MIKJEPARA.com, JEPARA – Wacana pembangunan Pelabuhan Jepara kembali menggema di tahun 2025, seiring langkah Bupati Jepara, Witiarso Utomo, yang membuka kembali diskusi publik tentang urgensi pelabuhan ini. Gema ini seolah menjawab wacana lama tahun 2015 soal Kalingga Industrial Zone, sebuah kawasan industri yang kala itu diimpikan menjadi penggerak ekonomi Jepara dan sekitarnya.

Kembali hangatnya topik pelabuhan ini bukan sekadar angin lalu. Ada potensi ekonomi yang selama ini terpendam di garis pantai Jepara sepanjang 85 kilometer, yang belum sepenuhnya diberdayakan dalam rantai logistik nasional dan global. Pelabuhan bukan hanya terminal kapal, melainkan jantung peredaran barang, lapangan kerja, dan konektivitas antarwilayah.

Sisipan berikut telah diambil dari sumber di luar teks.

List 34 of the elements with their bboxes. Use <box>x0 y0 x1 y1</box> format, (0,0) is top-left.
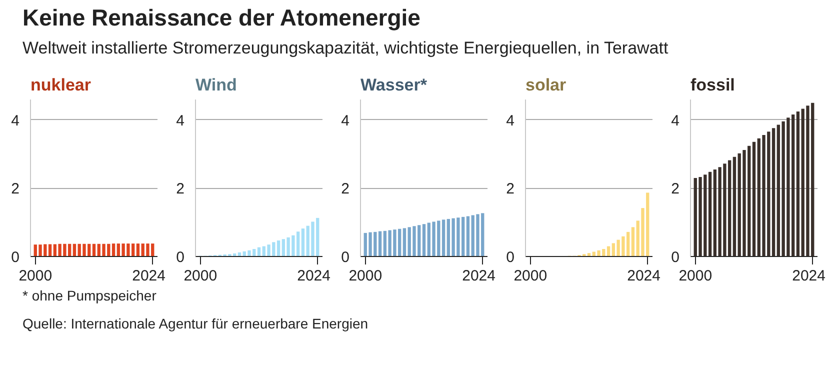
y-tick-label: 4 <box>671 112 680 130</box>
y-tick-label: 2 <box>11 180 20 198</box>
y-tick-label: 0 <box>506 249 514 266</box>
y-tick-label: 4 <box>341 112 350 130</box>
chart-title: nuklear <box>30 76 92 94</box>
y-tick-label: 0 <box>11 249 20 266</box>
y-tick-label: 2 <box>671 180 680 198</box>
text: * ohne Pumpspeicher <box>22 288 157 304</box>
text: Keine Renaissance der Atomenergie <box>22 4 420 30</box>
x-tick-label: 2000 <box>18 268 52 284</box>
x-tick-label: 2000 <box>348 268 382 284</box>
chart-title: Wasser* <box>360 76 428 94</box>
y-tick-label: 2 <box>341 180 350 198</box>
y-tick-label: 0 <box>341 249 350 266</box>
x-tick-label: 2024 <box>462 268 496 284</box>
x-tick-label: 2024 <box>297 268 331 284</box>
x-tick-label: 2000 <box>678 268 712 284</box>
y-tick-label: 0 <box>671 249 680 266</box>
x-tick-label: 2024 <box>627 268 661 284</box>
x-tick-label: 2024 <box>792 268 826 284</box>
y-tick-label: 4 <box>176 112 184 130</box>
source-note: Quelle: Internationale Agentur für erneuerbare Energien <box>22 316 368 332</box>
y-tick-label: 2 <box>506 180 514 198</box>
y-tick-label: 0 <box>176 249 184 266</box>
y-tick-label: 2 <box>176 180 184 198</box>
x-tick-label: 2000 <box>514 268 548 284</box>
x-tick-label: 2024 <box>132 268 166 284</box>
x-tick-label: 2000 <box>184 268 218 284</box>
y-tick-label: 4 <box>506 112 514 130</box>
text: Weltweit installierte Stromerzeugungskapazität, wichtigste Energiequellen, in Terawatt <box>22 38 668 58</box>
chart-title: fossil <box>690 76 735 94</box>
chart-title: Wind <box>196 76 237 94</box>
y-tick-label: 4 <box>11 112 20 130</box>
chart-title: solar <box>526 76 567 94</box>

Namun, geliat pembangunan pelabuhan tidak bisa dilepaskan dari pembelajaran masa lalu. Salah satu pelajaran terpenting datang dari Pelabuhan Kendal yang hingga kini berhenti operasional pelayarannya. Padahal, pelabuhan ini dibangun dengan investasi lebih dari Rp567 miliar dan diresmikan tahun 2016, tetapi kini nyaris tak berdenyut aktivitas pelayarannya.

Gagalnya Pelabuhan Kendal bukan karena tak ada industri penopang. Kendal punya Kawasan Industri Kendal (KIK) yang cukup berkembang. Tapi pelabuhan ini terlalu kecil, terlalu dangkal, dan terlalu lemah dalam mendesain integrasi dengan sistem transportasi nasional. Dermaganya hanya sepanjang 218 meter, dengan kedalaman yang tak bisa lagi dilayari kapal besar sejak 2024 karena pendangkalan.

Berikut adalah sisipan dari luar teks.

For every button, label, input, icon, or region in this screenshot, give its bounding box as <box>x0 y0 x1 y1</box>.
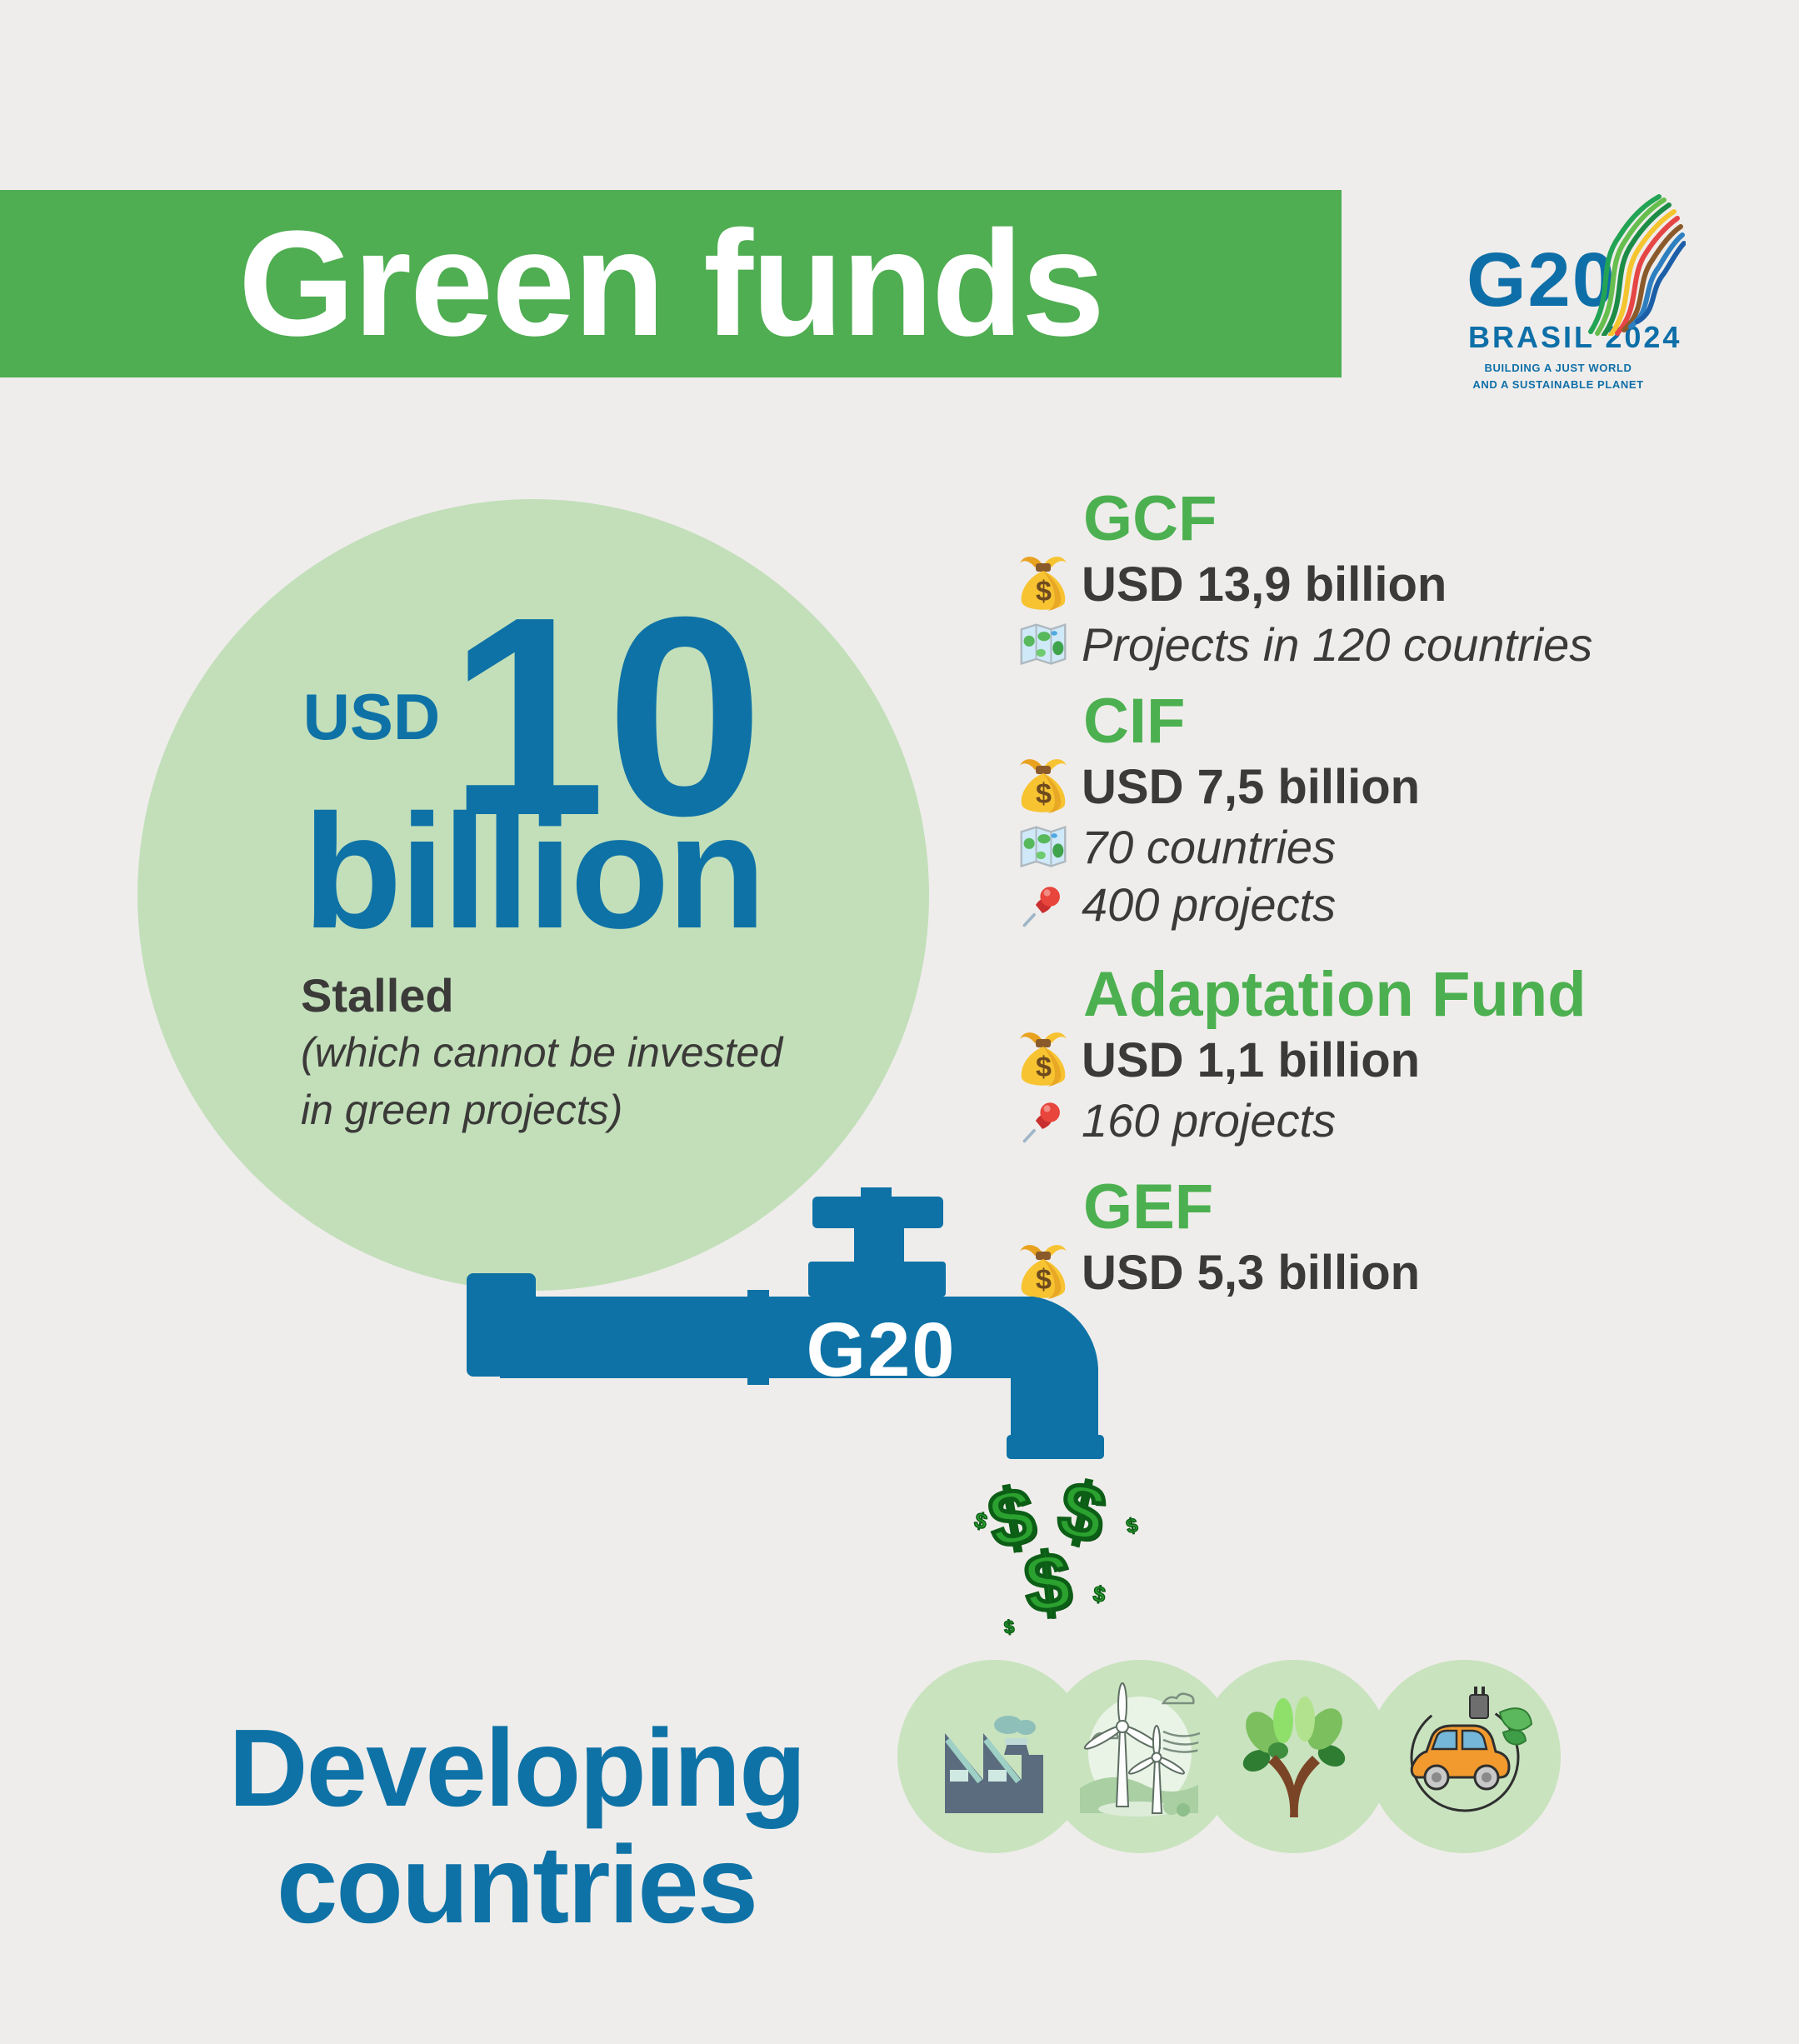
currency-label: USD <box>302 679 441 753</box>
fund-detail-row: 160 projects <box>1012 1093 1746 1147</box>
fund-detail: 400 projects <box>1082 878 1337 931</box>
money-bag-icon: $ <box>1012 554 1074 614</box>
stalled-note: (which cannot be invested in green proje… <box>301 1029 783 1133</box>
recipients-title: Developing countries <box>228 1707 806 1946</box>
dollar-drip-icon: $ <box>1123 1513 1140 1539</box>
logo-title: G20 <box>1467 237 1617 322</box>
fund-amount-row: $ USD 1,1 billion <box>1012 1030 1746 1090</box>
pushpin-icon <box>1012 1097 1074 1145</box>
dollar-drip-icon: $ <box>1018 1532 1077 1632</box>
fund-amount-row: $ USD 13,9 billion <box>1012 554 1746 614</box>
eco-circle-car <box>1367 1660 1561 1853</box>
fund-name: GCF <box>1083 483 1217 554</box>
stalled-amount: USD 10 <box>137 575 929 858</box>
funds-list: GCF $ USD 13,9 billion <box>1012 487 1746 1321</box>
world-map-icon <box>1012 822 1074 872</box>
fund-detail: 70 countries <box>1082 821 1337 873</box>
g20-brasil-logo: G20 BRASIL 2024 BUILDING A JUST WORLD AN… <box>1450 194 1692 433</box>
electric-car-icon <box>1410 1686 1532 1812</box>
world-map-icon <box>1012 620 1074 670</box>
fund-name: Adaptation Fund <box>1083 959 1587 1030</box>
svg-text:$: $ <box>1036 778 1052 810</box>
money-bag-icon: $ <box>1012 757 1074 817</box>
amount-value: 10 <box>448 558 764 875</box>
fund-amount: USD 1,1 billion <box>1082 1032 1421 1087</box>
svg-text:$: $ <box>1036 576 1052 607</box>
fund-amount: USD 13,9 billion <box>1082 557 1447 612</box>
factory-icon <box>945 1716 1043 1813</box>
fund-amount-row: $ USD 5,3 billion <box>1012 1242 1746 1302</box>
logo-subtitle: BRASIL 2024 <box>1468 320 1682 354</box>
fund-detail: Projects in 120 countries <box>1082 618 1593 671</box>
fund-detail-row: 70 countries <box>1012 820 1746 874</box>
pushpin-icon <box>1012 881 1074 929</box>
svg-text:$: $ <box>1036 1264 1052 1296</box>
fund-gef: GEF $ USD 5,3 billion <box>1012 1176 1746 1302</box>
g20-ribbon-swirl-icon <box>1588 194 1686 336</box>
dollar-drip-icon: $ <box>972 1507 991 1535</box>
fund-adaptation-fund: Adaptation Fund $ USD 1,1 billion <box>1012 963 1746 1147</box>
fund-gcf: GCF $ USD 13,9 billion <box>1012 487 1746 672</box>
dollar-drip-icon: $ <box>1002 1616 1016 1638</box>
stalled-label: Stalled <box>301 969 454 1022</box>
header-banner: Green funds <box>0 190 1342 377</box>
stalled-amount-circle: USD 10 billion Stalled (which cannot be … <box>137 499 929 1291</box>
fund-cif: CIF $ USD 7,5 billion <box>1012 690 1746 932</box>
eco-circle-wind <box>1043 1660 1237 1853</box>
fund-detail-row: 400 projects <box>1012 877 1746 932</box>
fund-detail: 160 projects <box>1082 1094 1337 1147</box>
tree-icon <box>1242 1697 1346 1817</box>
dollar-drip-icon: $ <box>1091 1580 1107 1607</box>
page-title: Green funds <box>237 200 1105 367</box>
fund-amount: USD 5,3 billion <box>1082 1245 1421 1300</box>
fund-detail-row: Projects in 120 countries <box>1012 617 1746 672</box>
wind-turbines-icon <box>1080 1682 1202 1817</box>
svg-text:$: $ <box>1036 1052 1052 1083</box>
money-bag-icon: $ <box>1012 1030 1074 1090</box>
logo-tagline: BUILDING A JUST WORLD AND A SUSTAINABLE … <box>1472 362 1644 391</box>
amount-unit: billion <box>302 781 766 962</box>
faucet-g20-label: G20 <box>806 1307 957 1392</box>
eco-circle-tree <box>1197 1660 1391 1853</box>
money-bag-icon: $ <box>1012 1242 1074 1302</box>
fund-amount: USD 7,5 billion <box>1082 759 1421 814</box>
fund-amount-row: $ USD 7,5 billion <box>1012 757 1746 817</box>
fund-name: CIF <box>1083 686 1186 757</box>
fund-name: GEF <box>1083 1172 1214 1242</box>
g20-faucet <box>467 1187 1104 1459</box>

KMP Kalibodri milik PT ASDP Indonesia Ferry yang dulu sempat melayani rute penyeberangan, kini tak bisa merapat. Ini menandakan bahwa kalkulasi teknis dan lingkungan sejak awal memang belum matang. Padahal, pelabuhan yang tidak layak untuk pelayaran antar pulau akan kehilangan makna sebagai simpul logistik maritim.

Maka Jepara harus berhati-hati. Jangan sampai mengulang kegagalan Kendal. Potensi pelabuhan Jepara sangat besar, tapi jika tidak didesain secara integratif antara kedalaman laut, kualitas dermaga, dan konektivitas jalan nasional, maka ia hanya akan menjadi monumen beton di pesisir utara Jawa.

Salah satu kelemahan utama Jepara saat ini adalah belum adanya dukungan jalan nasional yang layak. Padahal, tanpa akses darat yang cepat dan efisien, pelabuhan akan menjadi simpul buntu dalam jaringan logistik. Investasi pelabuhan harus selalu beriringan dengan pembangunan infrastruktur darat.

Namun, Jepara punya kekuatan yang tidak dimiliki Kendal. Sepanjang pesisirnya, tersebar sentra-sentra industri kecil, perikanan, dan pariwisata bahari. Apabila pelabuhan Jepara dikembangkan dengan pendekatan ekonomi rakyat dan green port, ia bisa menjadi model pelabuhan masa depan yang berpihak pada bumi dan masyarakat.

Dalam konteks peringatan Hari Bumi 22 April, pembangunan pelabuhan Jepara juga harus menjadi refleksi ekologis. Pantai Jepara adalah rumah bagi terumbu karang, ekosistem mangrove, dan nelayan tradisional. Pembangunan yang abai pada lingkungan akan menimbulkan resistensi sosial dan krisis ekologi.
Maka desain pelabuhan Jepara harus memprioritaskan asas keberlanjutan.

Ini artinya, sejak awal harus ada analisis dampak lingkungan yang ketat, teknologi pengendalian pencemaran, dan strategi pemberdayaan masyarakat pesisir. Pelabuhan harus menjadi katalis konservasi, bukan justru ancamannya.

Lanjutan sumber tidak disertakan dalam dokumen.